Ultimately, we need to move away from the idea that this is an issue simply for football. Someone recently told me the NCIP is for the good of "the whole of the game in 2015". My response was that I do not care for the good of the whole of the game in 2015. I care for the good of people and communities in 2015, and hope to see that expressed through soccer.
As the father of multiculturalism, Al Grassby, said, this has “with far reaching effects, not just for those involved in soccer.” It’s worth re-reading the recommendations in the Galbally Report from 1978, seen as one of the founding documents of Australian multiculturalism. There are some two statements that go straight to the heart of the club names issue. The report reads:
Provided that ethnic identity is not stressed at the expense of society at large, but is interwoven into the fabric of our nationhood by the process of multicultural interaction, then the community as a whole will benefit substantially and its democratic nature will be reinforced.
Are club names such as Gwelup Croatia elevating ethnic identities “at the expense of society at large”? Perhaps. Many have made the case that ethnic names perpetuate the view that soccer is dominated by ethnic enclaves, and that ethnic names are a harbinger to violence and division at grounds. Others might take the view that "the process of multicultural interaction" is in the playing of soccer against other Australian clubs of various origins.
Indeed the authors of the Report rejected the argument that cultural diversity immediately creates division. “Rather,” they argued, “we believe that hostility and bitterness between groups are often the result of cultural repression.” Is FFA’s ban on national, political or religious names and logos “cultural repression”? Absolutely. The logical question arises – who here is creating the division?
It is true that the Croats will continue to create about the National Club Identity Policy, and most of the clubs of ethnic origin have simply moved on, happy to be known simply by their district or nicknames. This is their right and their prerogative. But just as Essendon Royals are unlikely to revert back to Unione Sportiva Triestina, no club should never be forced to change in order to justify their existence.
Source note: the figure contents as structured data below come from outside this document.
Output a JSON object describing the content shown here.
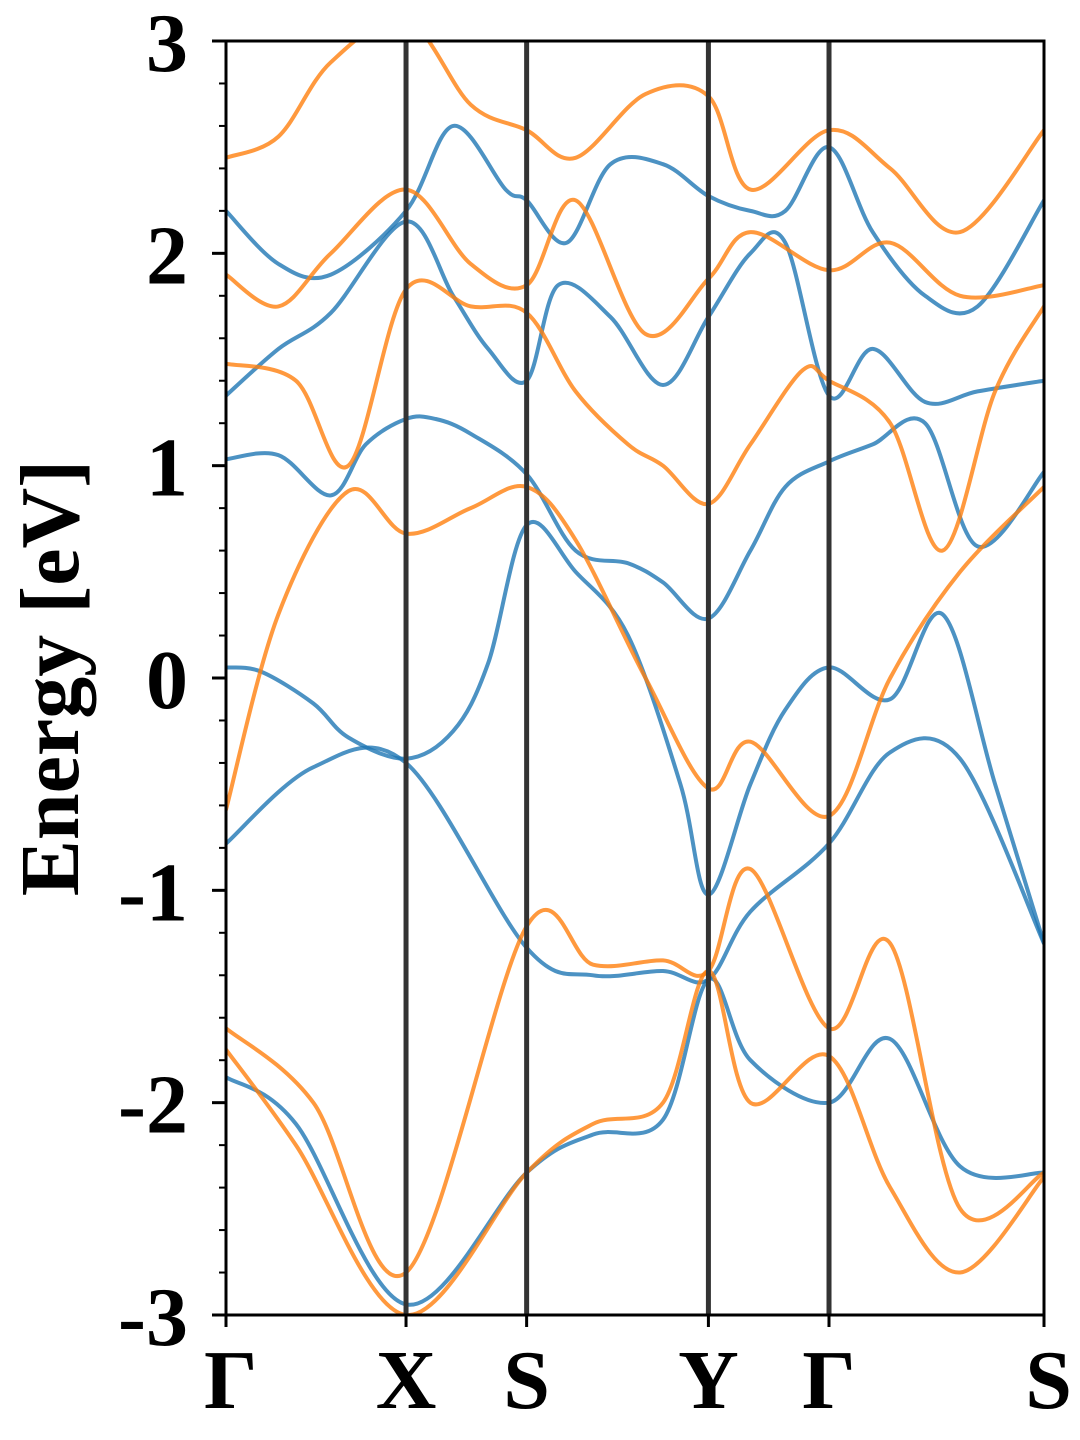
{
  "chart_data": {
    "type": "line",
    "title": "",
    "ylabel": "Energy [eV]",
    "xlabel": "",
    "ylim": [
      -3,
      3
    ],
    "xlim": [
      0,
      4.68
    ],
    "y_ticks": [
      -3,
      -2,
      -1,
      0,
      1,
      2,
      3
    ],
    "y_tick_labels": [
      "-3",
      "-2",
      "-1",
      "0",
      "1",
      "2",
      "3"
    ],
    "k_points": [
      {
        "label": "Γ",
        "x": 0
      },
      {
        "label": "X",
        "x": 1.03
      },
      {
        "label": "S",
        "x": 1.72
      },
      {
        "label": "Y",
        "x": 2.76
      },
      {
        "label": "Γ",
        "x": 3.45
      },
      {
        "label": "S",
        "x": 4.68
      }
    ],
    "grid": false,
    "legend": false,
    "colors": {
      "blue": "#1f77b4",
      "orange": "#ff7f0e",
      "kline": "#333333"
    },
    "series": [
      {
        "color": "#1f77b4",
        "x": [
          0,
          0.2,
          0.5,
          0.7,
          1.03,
          1.3,
          1.5,
          1.72,
          2.0,
          2.3,
          2.6,
          2.76,
          3.0,
          3.2,
          3.45,
          3.8,
          4.1,
          4.4,
          4.68
        ],
        "y": [
          0.05,
          0.03,
          -0.12,
          -0.28,
          -0.38,
          -0.25,
          0.07,
          0.72,
          0.5,
          0.2,
          -0.5,
          -1.02,
          -0.5,
          -0.15,
          0.05,
          -0.1,
          0.3,
          -0.5,
          -1.25
        ]
      },
      {
        "color": "#1f77b4",
        "x": [
          0,
          0.3,
          0.6,
          0.8,
          1.03,
          1.2,
          1.4,
          1.72,
          2.0,
          2.3,
          2.5,
          2.76,
          3.0,
          3.2,
          3.45,
          3.7,
          4.0,
          4.3,
          4.68
        ],
        "y": [
          1.03,
          1.05,
          0.86,
          1.1,
          1.22,
          1.22,
          1.15,
          0.96,
          0.6,
          0.54,
          0.45,
          0.28,
          0.6,
          0.9,
          1.02,
          1.1,
          1.2,
          0.62,
          0.97
        ]
      },
      {
        "color": "#1f77b4",
        "x": [
          0,
          0.3,
          0.6,
          1.03,
          1.3,
          1.5,
          1.72,
          1.9,
          2.2,
          2.5,
          2.76,
          3.0,
          3.2,
          3.45,
          3.7,
          4.0,
          4.3,
          4.68
        ],
        "y": [
          1.33,
          1.55,
          1.72,
          2.15,
          1.8,
          1.55,
          1.4,
          1.85,
          1.7,
          1.38,
          1.7,
          2.0,
          2.05,
          1.33,
          1.55,
          1.3,
          1.35,
          1.4
        ]
      },
      {
        "color": "#1f77b4",
        "x": [
          0,
          0.3,
          0.6,
          1.03,
          1.3,
          1.6,
          1.72,
          1.95,
          2.2,
          2.5,
          2.76,
          3.0,
          3.2,
          3.45,
          3.7,
          4.0,
          4.3,
          4.68
        ],
        "y": [
          2.2,
          1.95,
          1.9,
          2.2,
          2.6,
          2.3,
          2.25,
          2.05,
          2.42,
          2.42,
          2.27,
          2.2,
          2.2,
          2.5,
          2.1,
          1.8,
          1.75,
          2.25
        ]
      },
      {
        "color": "#1f77b4",
        "x": [
          0,
          0.5,
          1.03,
          1.72,
          2.1,
          2.5,
          2.76,
          3.0,
          3.45,
          3.8,
          4.2,
          4.68
        ],
        "y": [
          -0.78,
          -0.42,
          -0.4,
          -1.27,
          -1.4,
          -1.38,
          -1.42,
          -1.1,
          -0.78,
          -0.35,
          -0.38,
          -1.25
        ]
      },
      {
        "color": "#1f77b4",
        "x": [
          0,
          0.4,
          1.03,
          1.72,
          2.1,
          2.5,
          2.76,
          3.0,
          3.45,
          3.8,
          4.2,
          4.68
        ],
        "y": [
          -1.88,
          -2.1,
          -2.95,
          -2.33,
          -2.15,
          -2.08,
          -1.42,
          -1.8,
          -2.0,
          -1.7,
          -2.3,
          -2.33
        ]
      }
    ],
    "series_orange": [
      {
        "color": "#ff7f0e",
        "x": [
          0,
          0.3,
          0.7,
          1.03,
          1.4,
          1.72,
          2.0,
          2.4,
          2.76,
          3.0,
          3.45,
          3.8,
          4.2,
          4.68
        ],
        "y": [
          -0.62,
          0.3,
          0.88,
          0.68,
          0.8,
          0.9,
          0.65,
          0.0,
          -0.52,
          -0.3,
          -0.65,
          0.0,
          0.5,
          0.9
        ]
      },
      {
        "color": "#ff7f0e",
        "x": [
          0,
          0.4,
          0.7,
          1.03,
          1.4,
          1.72,
          2.0,
          2.3,
          2.5,
          2.76,
          3.0,
          3.3,
          3.45,
          3.8,
          4.1,
          4.4,
          4.68
        ],
        "y": [
          1.48,
          1.4,
          1.0,
          1.83,
          1.75,
          1.72,
          1.35,
          1.1,
          1.0,
          0.82,
          1.1,
          1.45,
          1.4,
          1.2,
          0.6,
          1.35,
          1.75
        ]
      },
      {
        "color": "#ff7f0e",
        "x": [
          0,
          0.3,
          0.6,
          1.03,
          1.4,
          1.72,
          2.0,
          2.4,
          2.76,
          3.0,
          3.45,
          3.8,
          4.2,
          4.68
        ],
        "y": [
          1.9,
          1.75,
          2.0,
          2.3,
          1.95,
          1.85,
          2.25,
          1.62,
          1.88,
          2.1,
          1.92,
          2.05,
          1.8,
          1.85
        ]
      },
      {
        "color": "#ff7f0e",
        "x": [
          0,
          0.3,
          0.6,
          1.03,
          1.4,
          1.72,
          2.0,
          2.4,
          2.76,
          3.0,
          3.45,
          3.8,
          4.2,
          4.68
        ],
        "y": [
          2.45,
          2.55,
          2.9,
          3.1,
          2.7,
          2.58,
          2.45,
          2.75,
          2.74,
          2.3,
          2.58,
          2.4,
          2.1,
          2.58
        ]
      },
      {
        "color": "#ff7f0e",
        "x": [
          0,
          0.5,
          1.03,
          1.72,
          2.1,
          2.5,
          2.76,
          3.0,
          3.45,
          3.8,
          4.2,
          4.68
        ],
        "y": [
          -1.65,
          -2.0,
          -2.8,
          -1.17,
          -1.35,
          -1.33,
          -1.38,
          -0.9,
          -1.65,
          -1.25,
          -2.5,
          -2.33
        ]
      },
      {
        "color": "#ff7f0e",
        "x": [
          0,
          0.4,
          1.03,
          1.72,
          2.1,
          2.5,
          2.76,
          3.0,
          3.45,
          3.8,
          4.2,
          4.68
        ],
        "y": [
          -1.75,
          -2.2,
          -3.0,
          -2.33,
          -2.1,
          -2.0,
          -1.38,
          -2.0,
          -1.78,
          -2.4,
          -2.8,
          -2.35
        ]
      }
    ]
  }
}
A spokesperson for Gwelup Croatia told me there was “no way” they would have changed their name if asked by FFA. Although FFA assure us it’s not the case, it feels as if a battle may have been narrowly avoided. Still, it remains fundamentally different for the membership of a soccer club to decide to change their name, logo or jersey in order to seek broad based approval than for that change to be forced upon them arbitrarily by a administrative body they did not elect to be governed by.
During the recent Asian Cup, soccer-mad Australians of Iranian, Korean, Iraqi and Palestinian heritage support their national teams, bringing with them all the colour and passion that makes soccer “the world game”. Many of these communities have quietly begun their own clubs and federations independently of FFA. There’s Chinese, Lebanese, Somalian and Iranian soccer associations, just to name a few, and many of the people involved in these are aware that FFA don’t want them to form new ethnic clubs. Is this the message that FFA wants to send to the wider community? And as soccer fans, are we complicit in endorsing this message?
At some point, lest we argue about this for another 50 years, we’re going to have to accept that in a multicultural society ‘Croatia’ is not foreign, nor is ‘Maccabi Hakoah’, nor is ‘’ for that matter. Once people arrive here and set down roots, their cultural inheritance becomes part of Australia. Even if we hate the Croats, we are all Gwelup Croatia.